Translation of Foreign Currencies: Foreign currency assets and liabilities of the Company’ s international subsidiaries are translated
using the exchange rates in effect at the balance sheet date. Results of operations are translated using the average exchange rates
prevailing throughout the year. The effects of exchange rate fluctuations on translating foreign currency assets and liabilities into U.S.
dollars are accumulated as part of the foreign currency translation adjustment in Stockholders Equity. Gains and losses from foreign
currency transactions are included in the “Other gains/expenses, net” line item on the Consolidated Statements of Operations in the
period in which they occur. Net income (loss) includes exchange transaction losses, net of taxes, of approximately $5 million,
$26 million, and $42 million in the fiscal years ended March 31, 2005, 2004, and 2003, respectively.

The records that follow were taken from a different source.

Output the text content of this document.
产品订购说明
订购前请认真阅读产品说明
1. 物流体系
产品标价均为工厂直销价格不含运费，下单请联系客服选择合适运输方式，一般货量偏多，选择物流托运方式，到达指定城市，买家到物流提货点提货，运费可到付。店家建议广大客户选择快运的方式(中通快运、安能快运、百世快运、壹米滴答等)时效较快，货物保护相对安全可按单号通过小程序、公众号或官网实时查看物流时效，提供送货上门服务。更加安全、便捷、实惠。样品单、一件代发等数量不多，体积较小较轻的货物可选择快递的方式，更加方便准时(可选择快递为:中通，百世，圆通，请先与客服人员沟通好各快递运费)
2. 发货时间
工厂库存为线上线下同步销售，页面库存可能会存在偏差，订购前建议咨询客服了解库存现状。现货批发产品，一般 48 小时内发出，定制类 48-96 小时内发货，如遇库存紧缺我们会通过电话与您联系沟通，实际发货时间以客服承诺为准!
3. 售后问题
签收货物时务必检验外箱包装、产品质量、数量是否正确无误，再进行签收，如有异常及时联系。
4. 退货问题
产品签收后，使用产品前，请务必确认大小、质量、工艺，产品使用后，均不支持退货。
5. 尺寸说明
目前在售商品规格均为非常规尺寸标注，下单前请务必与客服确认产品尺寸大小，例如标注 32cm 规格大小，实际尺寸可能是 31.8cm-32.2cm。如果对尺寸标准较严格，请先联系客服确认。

Statements of Cash Flows: The Company considers all highly liquid investments with a maturity of three months or less when purchased
to be cash equivalents. Interest payments for the fiscal years ended March 31, 2005, 2004, and 2003 were $120 million, $137 million,
and $186 million, respectively. Income taxes paid for these fiscal years were $12 million (net of a tax refund of $191 million),
$423 million, and $320 million, respectively. The decrease in taxes paid during fiscal year 2005 was primarily attributable to a new
Internal Revenue Service (IRS) Revenue Procedure, which grants taxpayers a twelve month deferral for cash received from customers to
the extent such receipts were not recognized in revenue for financial statement purposes.
Non-cash investing and financing activities are excluded from the consolidated statement of cash flows. For fiscal year 2005, non-cash
activities included the conversion of the $660 million outstanding 5% Convertible Senior Notes into common stock. Refer to Note 6,
“Debt” of the Consolidated Financial Statements for additional information.
Basis of Revenue Recognition: The Company generates revenue from the following primary sources: (1) licensing software products;
(2) providing customer technical support (referred to as maintenance); and (3) providing professional services, such as consulting and
education.
The Company recognizes revenue pursuant to the requirements of Statement of Position (SOP) 97-2, “Software Revenue Recognition,
issued by the American Institute of Certified Public Accountants, as amended by SOP 98-9 “Modification of SOP 97-2, Software
Revenue Recognition, With Respect to Certain Transactions.” In accordance with SOP 97-2, the Company begins to recognize revenue
from licensing and supporting its software products when all of the following criteria are met: (1) the Company has evidence of an
arrangement with a customer; (2) the Company delivers the products; (3) license agreement terms are deemed fixed or determinable and
free of contingencies or uncertainties that may alter the agreement such that it may not be complete and final; and (4) collection is
probable.
The Company’ s software licenses generally do not include acceptance provisions. An acceptance provision allows a customer to test the
software for a defined period of time before committing to license the software. If a license agreement includes an acceptance provision
and uncertainty exists about customer acceptance, the Company does not record deferred subscription revenue or recognize revenue
until the earlier of the receipt of a written customer acceptance or, if not notified by the customer to cancel the license agreement, the
expiration of the acceptance period.